Do FPM (Fundo de Participação dos Município), Manacapuru recebeu R$ 5 milhões nos meses de outubro e novembro, segundo dados do sistema do Banco do Brasil. Do Fundeb (Fundo de Manutenção e Desenvolvimento da Educação Básica) o município recebeu R$ 9,571 milhões nos meses de outubro e novembro.
Leia a portaria
PORTARIA Nº 36, DE 28 DE NOVEMBRO DE 2018
Converte o Procedimento Preparatório n.º1.13.000.000513/2018-44 em inquérito civil.

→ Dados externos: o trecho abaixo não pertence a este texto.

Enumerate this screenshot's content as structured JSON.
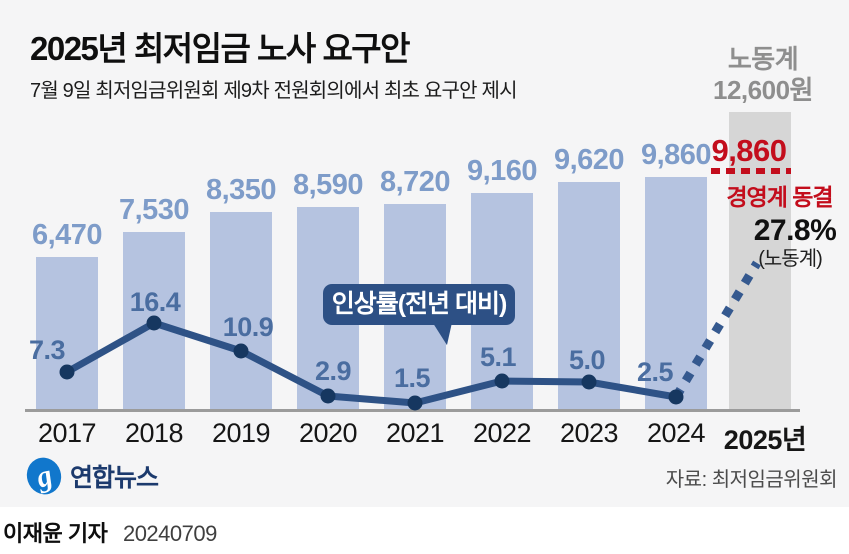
{
  "header": {
    "title": "2025년 최저임금 노사 요구안",
    "subtitle": "7월 9일 최저임금위원회 제9차 전원회의에서 최초 요구안 제시"
  },
  "chart_data": {
    "type": "bar+line",
    "title": "2025년 최저임금 노사 요구안",
    "categories": [
      "2017",
      "2018",
      "2019",
      "2020",
      "2021",
      "2022",
      "2023",
      "2024",
      "2025년"
    ],
    "series": [
      {
        "name": "최저임금",
        "type": "bar",
        "unit": "원",
        "values": [
          6470,
          7530,
          8350,
          8590,
          8720,
          9160,
          9620,
          9860
        ],
        "labels": [
          "6,470",
          "7,530",
          "8,350",
          "8,590",
          "8,720",
          "9,160",
          "9,620",
          "9,860"
        ]
      },
      {
        "name": "인상률(전년 대비)",
        "type": "line",
        "unit": "%",
        "values": [
          7.3,
          16.4,
          10.9,
          2.9,
          1.5,
          5.1,
          5.0,
          2.5
        ],
        "labels": [
          "7.3",
          "16.4",
          "10.9",
          "2.9",
          "1.5",
          "5.1",
          "5.0",
          "2.5"
        ]
      }
    ],
    "line_callout": "인상률(전년 대비)",
    "annotations_2025": {
      "labor_group_label": "노동계",
      "labor_amount": "12,600원",
      "labor_amount_value": 12600,
      "labor_rate": "27.8%",
      "labor_rate_value": 27.8,
      "labor_rate_note": "(노동계)",
      "management_amount": "9,860",
      "management_amount_value": 9860,
      "management_label": "경영계 동결"
    },
    "legend_position": "none",
    "grid": false
  },
  "footer": {
    "logo_text": "연합뉴스",
    "source": "자료: 최저임금위원회",
    "reporter": "이재윤 기자",
    "date": "20240709"
  },
  "colors": {
    "bar": "#b5c3e0",
    "bar_2025": "#d6d6d6",
    "bar_label": "#7e9cc9",
    "rate_label": "#4a6da0",
    "line": "#2e5286",
    "line_dot": "#163760",
    "dotted_line": "#35598f",
    "badge_bg": "#2d5085",
    "accent_red": "#c30d1c",
    "gray_text": "#8e8e8e",
    "card_bg": "#f5f5f6"
  }
}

O MINISTÉRIO PÚBLICO FEDERAL, por intermédio do Procurador da República signatário, com fundamento nas disposições constitucionais e legais;
Considerando que compete ao Ministério Público a defesa dos interesses difusos e coletivos, em especial do patrimônio público (art. 129, III, da Constituição da República Federativa do Brasil e art. 1º, IV, da Lei nº. 7.347/1985);
Considerando que é função institucional do Ministério Público promover o inquérito civil público e a ação civil pública para a defesa de interesses difusos e coletivos, dentre os quais o patrimônio público, conforme expressamente previsto na Lei Orgânica do Ministério Público da União (art. 6º, VII, “b”, da Lei Complementar nº 75, de 20.5.93);
Considerando que é função institucional do Ministério Público expedir notificações nos procedimentos administrativos de sua competência, requisitando informações e documentos para instruí-los, (art. 129, VI, CF; art. 8º, II, LC 75/93);
Considerando a existência do Procedimento Preparatório em epígrafe, instaurada a partir da Notícia de Fato n.º 0073.2016.02.54, procedente do Ministério Público do Estado do Amazonas, para apurar atraso de pagamento dos profissionais de saúde contratados por meio da cooperativa NACIONALCOOP;
RESOLVE converter o Procedimento Preparatório nº 1.13.000.000513/2018-44 em Inquérito Civil – IC, segundo o disposto na Resolução n° 23, de 17 de setembro de 2007, do Conselho Nacional do Ministério Público (CNMP), tendo por objeto “apurar possível malversação de recursos na terceirização de contratação de serviços de saúde com a cooperativa NacionalCoop, em Manacapuru/AM”.
Para isso, determino as seguintes providências:
1) encaminhe-se à COJUD para registro no âmbito da PR/AM;
2) comunique-se a instauração à 5ª Câmara de Coordenação e Revisão (5ªCCR/MPF), por meio do Sistema Único;
3) Publique-se;
4) Cumpra-se a diligência determinada na folha 93.